Good marketing sense is uncommon

Forget what you know.  Not all of it.   Just don’t apply common sense to marketing.  It fails.

Billions of dollars are squandered every year in the United States because people are using logic where it is inappropriate.   Most people in management are very comfortable using common sense to design an advertising approach and campaign.   They don’t even mind failing, as long as their actions seem somewhat ordinary.

Al and Laura Ries, renowned marketing experts, describe this “management think” as problematic.   In short, managers trying to be marketers are afraid to take a chance.

“On the side of common sense are the management people who approach every situation in a sane, sensible way,” the Ries duo writes in WAR IN THE BOARDROOM, Why Left-Brain Management and Right-Brain Marketing Don’t See Eye-to-Eye–and What to Do About It.   “Their emphasis is always on the product: ‘If we can produce a better product at a better price, we can win the battle.’

“What frustrates marketing people is the fact that management’s emphasis on common sense rules out the possibility there might be an illogical, un-commonsense ‘marketing idea’ that can drive the company’s business.”

Examples of commonsense failures abound.

Xerox, the widely known innovator and market leader in copiers, decided to get itself into mainframe computers.   WAR IN THE BOARDROOM reports the company spent nearly a billion dollars to buy Scientific Data Systems to realize its goal.   The copier company, however, determined Xerox was a better name.
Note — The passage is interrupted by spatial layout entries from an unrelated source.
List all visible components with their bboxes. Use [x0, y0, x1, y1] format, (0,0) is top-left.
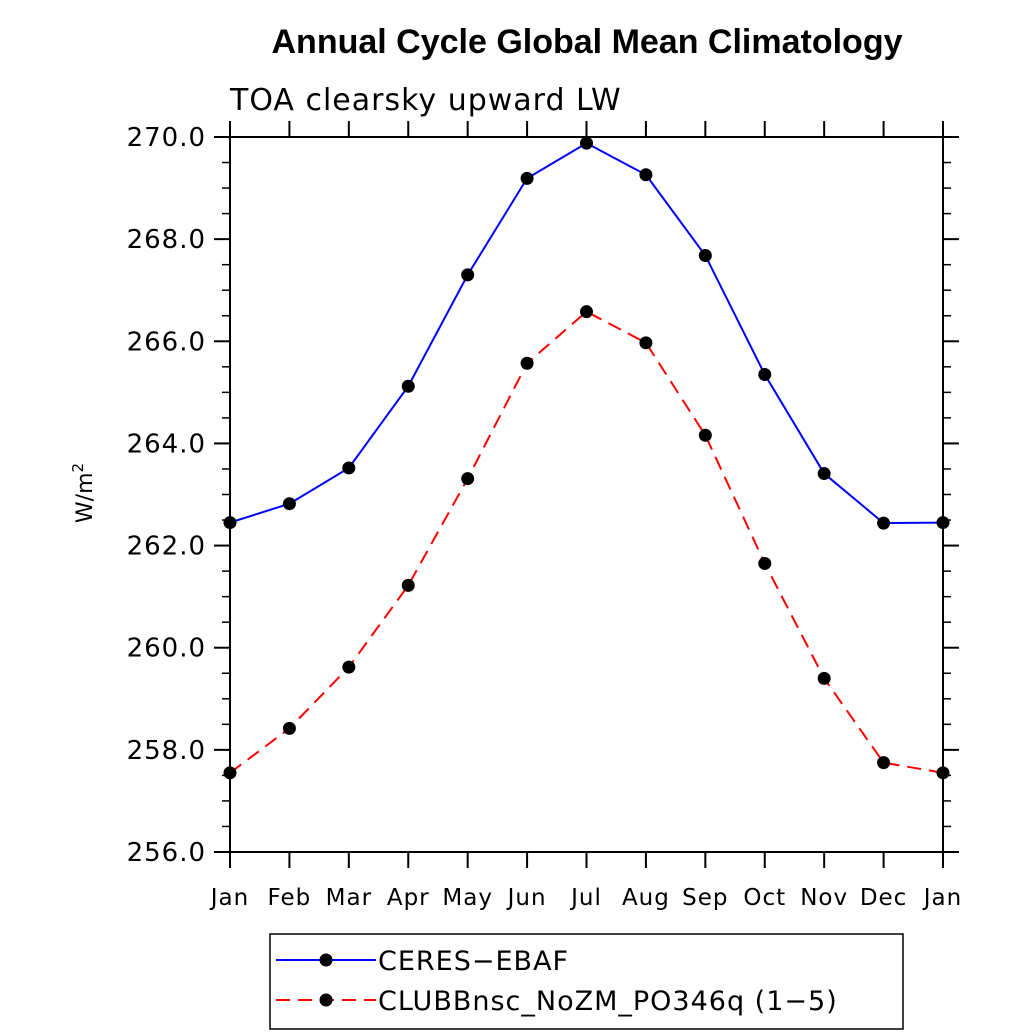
x-tick-label: Jul — [569, 885, 602, 911]
y-tick-label: 264.0 — [127, 429, 206, 459]
data-point — [877, 756, 891, 770]
y-axis-label: W/m2 — [69, 463, 98, 523]
x-tick-label: Sep — [682, 885, 728, 911]
data-series — [223, 136, 950, 780]
y-tick-label: 260.0 — [127, 634, 206, 664]
chart-title: Annual Cycle Global Mean Climatology — [272, 23, 903, 61]
y-tick-label: 270.0 — [127, 123, 206, 153]
data-point — [639, 336, 653, 350]
x-tick-label: Nov — [800, 885, 848, 911]
data-point — [580, 305, 593, 319]
x-tick-label: Jan — [922, 885, 962, 911]
y-tick-label: 268.0 — [127, 225, 206, 255]
x-tick-label: Mar — [326, 885, 372, 911]
data-point — [282, 721, 296, 735]
x-tick-label: May — [442, 885, 493, 911]
data-point — [342, 461, 356, 475]
y-tick-label: 262.0 — [127, 532, 206, 562]
x-tick-label: Apr — [387, 885, 430, 911]
plot-frame — [229, 136, 944, 853]
data-point — [639, 168, 653, 182]
legend: CERES−EBAF CLUBBnsc_NoZM_PO346q (1−5) — [269, 933, 904, 1030]
x-tick-label: Dec — [860, 885, 908, 911]
data-point — [817, 467, 831, 481]
legend-label: CERES−EBAF — [378, 946, 569, 977]
y-tick-label: 266.0 — [127, 327, 206, 357]
data-point — [520, 171, 534, 185]
data-point — [461, 268, 475, 282]
data-point — [520, 356, 534, 370]
data-point — [698, 428, 712, 442]
axis-ticks — [214, 121, 959, 868]
chart-subtitle: TOA clearsky upward LW — [229, 83, 622, 118]
data-point — [461, 472, 475, 486]
x-tick-label: Aug — [622, 885, 670, 911]
data-point — [758, 556, 772, 570]
legend-box — [269, 933, 904, 1030]
data-point — [877, 516, 891, 530]
x-tick-label: Jan — [209, 885, 249, 911]
x-tick-label: Jun — [506, 885, 547, 911]
legend-marker — [319, 953, 333, 967]
data-point — [758, 367, 772, 381]
legend-marker — [319, 993, 333, 1007]
series-line — [229, 310, 944, 774]
data-point — [401, 379, 415, 393]
legend-label: CLUBBnsc_NoZM_PO346q (1−5) — [378, 986, 838, 1017]
y-axis-label-text: W/m — [73, 472, 98, 523]
data-point — [282, 497, 296, 511]
x-tick-label: Feb — [268, 885, 312, 911]
data-point — [342, 660, 356, 674]
y-axis-label-superscript: 2 — [69, 463, 87, 473]
y-tick-label: 258.0 — [127, 736, 206, 766]
x-tick-label: Oct — [743, 885, 786, 911]
data-point — [698, 248, 712, 262]
data-point — [817, 671, 831, 685]
y-tick-label: 256.0 — [127, 838, 206, 868]
y-tick-labels: 256.0 258.0 260.0 262.0 264.0 266.0 268.0 270.0 — [127, 123, 206, 868]
data-point — [580, 136, 593, 150]
x-tick-labels: Jan Feb Mar Apr May Jun Jul Aug Sep Oct Nov Dec Jan — [209, 885, 962, 911]
data-point — [401, 578, 415, 592]
series-line — [229, 141, 944, 525]
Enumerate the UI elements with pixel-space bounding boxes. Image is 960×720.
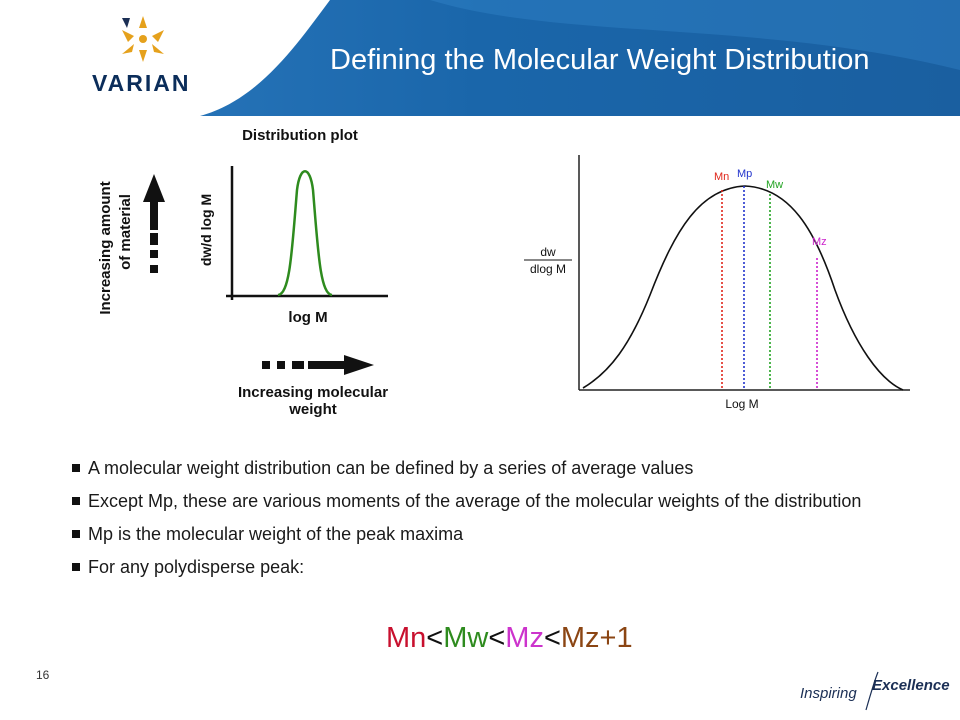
varian-logo-icon — [122, 16, 164, 62]
left-y-axis-label: dw/d log M — [198, 194, 214, 266]
bullet-marker-icon — [72, 530, 80, 539]
distribution-curve-averages — [582, 185, 904, 391]
page-title: Defining the Molecular Weight Distributi… — [330, 44, 870, 76]
tagline-excellence: Excellence — [872, 677, 950, 694]
bullet-item: Mp is the molecular weight of the peak m… — [66, 522, 918, 547]
mz-label: Mz — [812, 236, 827, 248]
header-band: VARIAN Defining the Molecular Weight Dis… — [0, 0, 960, 116]
formula-lt-3: < — [543, 622, 561, 654]
right-y-label-numerator: dw — [540, 245, 556, 259]
bullet-text: Mp is the molecular weight of the peak m… — [88, 524, 464, 544]
formula-mn: Mn — [386, 622, 427, 654]
bullet-item: A molecular weight distribution can be d… — [66, 456, 918, 481]
increasing-weight-arrow — [262, 355, 374, 375]
bullet-marker-icon — [72, 464, 80, 473]
tagline-inspiring: Inspiring — [800, 685, 857, 702]
bullet-marker-icon — [72, 497, 80, 506]
mn-label: Mn — [714, 171, 729, 183]
bullet-text: For any polydisperse peak: — [88, 557, 305, 577]
bullet-text: A molecular weight distribution can be d… — [88, 458, 694, 478]
bullet-list: A molecular weight distribution can be d… — [66, 456, 918, 588]
vertical-arrow-label-1: Increasing amount — [97, 181, 114, 314]
vertical-arrow-label-2: of material — [117, 194, 134, 270]
distribution-curve — [277, 170, 333, 297]
right-x-axis-label: Log M — [725, 397, 758, 411]
brand-name: VARIAN — [92, 70, 191, 96]
bullet-item: Except Mp, these are various moments of … — [66, 489, 918, 514]
bullet-marker-icon — [72, 563, 80, 572]
mw-label: Mw — [766, 179, 783, 191]
formula-lt-1: < — [426, 622, 444, 654]
formula-mw: Mw — [443, 622, 489, 654]
bullet-text: Except Mp, these are various moments of … — [88, 491, 862, 511]
mp-label: Mp — [737, 168, 752, 180]
increasing-amount-arrow — [143, 174, 165, 273]
distribution-plot-title: Distribution plot — [242, 127, 358, 144]
page-number: 16 — [36, 668, 50, 682]
formula-lt-2: < — [488, 622, 506, 654]
bullet-item: For any polydisperse peak: — [66, 555, 918, 580]
formula-mz: Mz — [505, 622, 544, 654]
molecular-weight-inequality: Mn<Mw<Mz<Mz+1 — [386, 622, 633, 655]
inspiring-excellence-logo: Inspiring Excellence — [800, 671, 950, 711]
left-x-axis-label: log M — [288, 309, 327, 326]
diagram-area: Distribution plot dw/d log M log M Incre… — [97, 127, 910, 418]
horizontal-arrow-label-2: weight — [288, 401, 337, 418]
right-y-label-denominator: dlog M — [530, 262, 566, 276]
header-background — [0, 0, 960, 116]
horizontal-arrow-label-1: Increasing molecular — [238, 384, 388, 401]
formula-mz1: Mz+1 — [560, 622, 633, 654]
tagline-swoosh-icon — [865, 671, 879, 711]
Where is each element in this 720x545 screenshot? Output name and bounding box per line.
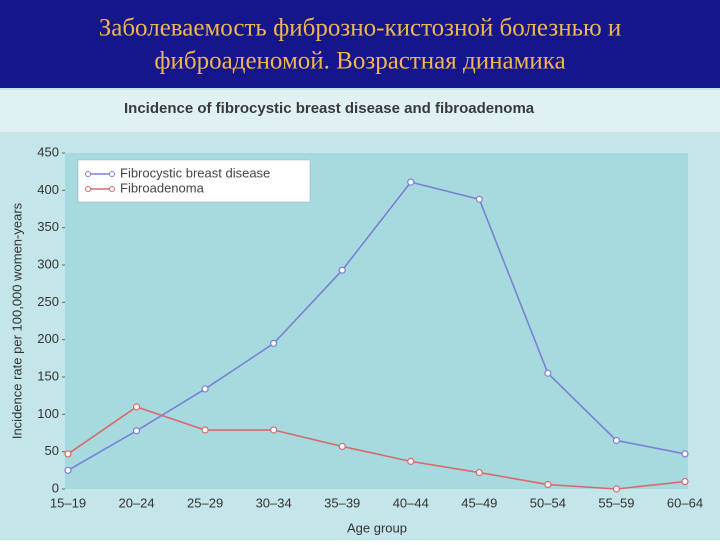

It had recognition value.

That was true.  What it didn’t have was a reputation in the new field.  It failed to build one.

Using an established name on a new product line is very popular among commonsense management folks.

Kodak did it, too. The photographic film giant expanded to the copier arena, challenging (who else?) Xerox. Why would anyone think a Kodak copier is the one to buy when Xerox is firmly established in people’s minds as the market leader?   Of course, some people bought Kodak copiers.   But on the national and worldwide scale, it takes a leadership role to be profitable.

It certainly looks like this is a game for Fortune 500 businesses with tons of cash to wager.  But small companies can, and do, grow to be very large when they pursue the right marketing strategy.  Consider this final example.

When IBM jumped into the personal computer business, it kept its name for the same reasons as Xerox and Kodak.   You may remember that, in the early stages of the PC market’s development, all such DOS-operated computers were known as “IBM” or “IBM clones.”

It might seem logical that IBM would easily remain the market leader. And common sense would say a college student with an idea would be unable to wrestle away the top position from a multi-billion-dollar corporation.   But Michael Dell did exactly that.

Product name is but one area where common sense ruins marketing potential.   Other factors will be explored in future articles.